Lung Cancer. 2025 Jan 4:199:108080. doi: 10.1016/j.lungcan.2025.108080. Online ahead of print.

Abstract

Background: Manual extraction of real-world clinical data for research can be time-consuming and prone to error. We assessed the feasibility of using natural language processing (NLP), an AI technique, to automate data extraction for patients with advanced lung cancer (aLC). We assessed the external validity of our NLP-extracted data by comparing our findings to those reported in the literature.

Methods: Patients diagnosed with stage IIIB or IV lung cancer between January 2015 to December 2017 at Princess Margaret Cancer Centre who received at least one dose of systemic therapy were included. Their electronic health records were provided to Pentavere's NLP platform, DARWENTM, in March 2019. Descriptive statistics summarized baseline patient and cancer characteristics, molecular biomarkers, and first-line systemic therapies. Cox multivariate models were used to evaluate prognostic factors for advanced non-small cell lung cancer (NSCLC) and small-cell lung cancer (SCLC) cohort.

Result: NLP extracted clinical information (n = 333 patients) in a total of 8 hours, with only a few missing data for smoking status (n = 2), and Eastern Cooperative Oncology Group (ECOG) status (n = 5). Baseline patient and cancer characteristics summarized from NLP-extracted data were comparable to those in previous studies and population reports. For NSCLC patients, being male (HR 1.44, 95 % CI [1.04, 2.00]), having worse ECOG (1.48 [1.22, 1.81]), and having liver (2.24 [1.45, 3.46]), bone (2.09 [1.48, 2.96]), or lung metastases (2.54 [1.05, 2.26]) were associated with worse survival outcomes. For SCLC patients, having older age (HR 1.70 per 10 years, 95 % CI [1.10, 2.63]) and liver metastases (3.81 [1.61, 9.01]) were associated with worse survival outcomes.

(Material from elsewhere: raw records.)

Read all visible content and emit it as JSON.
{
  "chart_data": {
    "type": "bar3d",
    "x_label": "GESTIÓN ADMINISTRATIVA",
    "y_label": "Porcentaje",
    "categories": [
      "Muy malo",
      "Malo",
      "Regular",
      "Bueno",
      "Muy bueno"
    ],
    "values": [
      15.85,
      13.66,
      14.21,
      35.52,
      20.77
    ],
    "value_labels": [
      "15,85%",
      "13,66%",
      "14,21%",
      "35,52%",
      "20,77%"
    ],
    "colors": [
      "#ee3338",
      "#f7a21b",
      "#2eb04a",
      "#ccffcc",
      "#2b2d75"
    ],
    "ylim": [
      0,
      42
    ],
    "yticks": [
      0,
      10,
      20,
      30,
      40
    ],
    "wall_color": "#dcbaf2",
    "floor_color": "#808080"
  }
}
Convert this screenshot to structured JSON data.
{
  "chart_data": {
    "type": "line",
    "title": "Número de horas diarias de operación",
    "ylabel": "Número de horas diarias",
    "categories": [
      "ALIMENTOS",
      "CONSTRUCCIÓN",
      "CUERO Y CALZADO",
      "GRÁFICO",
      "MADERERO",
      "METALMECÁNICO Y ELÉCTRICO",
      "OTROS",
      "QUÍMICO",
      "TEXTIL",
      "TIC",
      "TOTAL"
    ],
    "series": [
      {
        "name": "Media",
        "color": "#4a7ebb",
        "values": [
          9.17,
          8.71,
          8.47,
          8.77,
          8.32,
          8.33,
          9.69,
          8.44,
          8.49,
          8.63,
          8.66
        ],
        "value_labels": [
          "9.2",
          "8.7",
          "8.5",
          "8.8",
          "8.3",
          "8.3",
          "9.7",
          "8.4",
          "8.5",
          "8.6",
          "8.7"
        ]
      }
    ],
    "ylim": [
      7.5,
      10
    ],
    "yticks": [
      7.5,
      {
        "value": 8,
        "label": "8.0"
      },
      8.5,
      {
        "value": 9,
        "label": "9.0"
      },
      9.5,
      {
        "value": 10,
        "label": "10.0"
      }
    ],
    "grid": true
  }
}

Conclusion: Our study demonstrated that automated data extraction using NLP is feasible and time efficient. Additionally, the NLP-extracted data can be used to identify valid and useful clinical endpoints for research. NLP holds significant potential to accelerate the extraction of real-world data for future observational studies.

Keywords: Electronic health record; Natural language processing; Observational studies.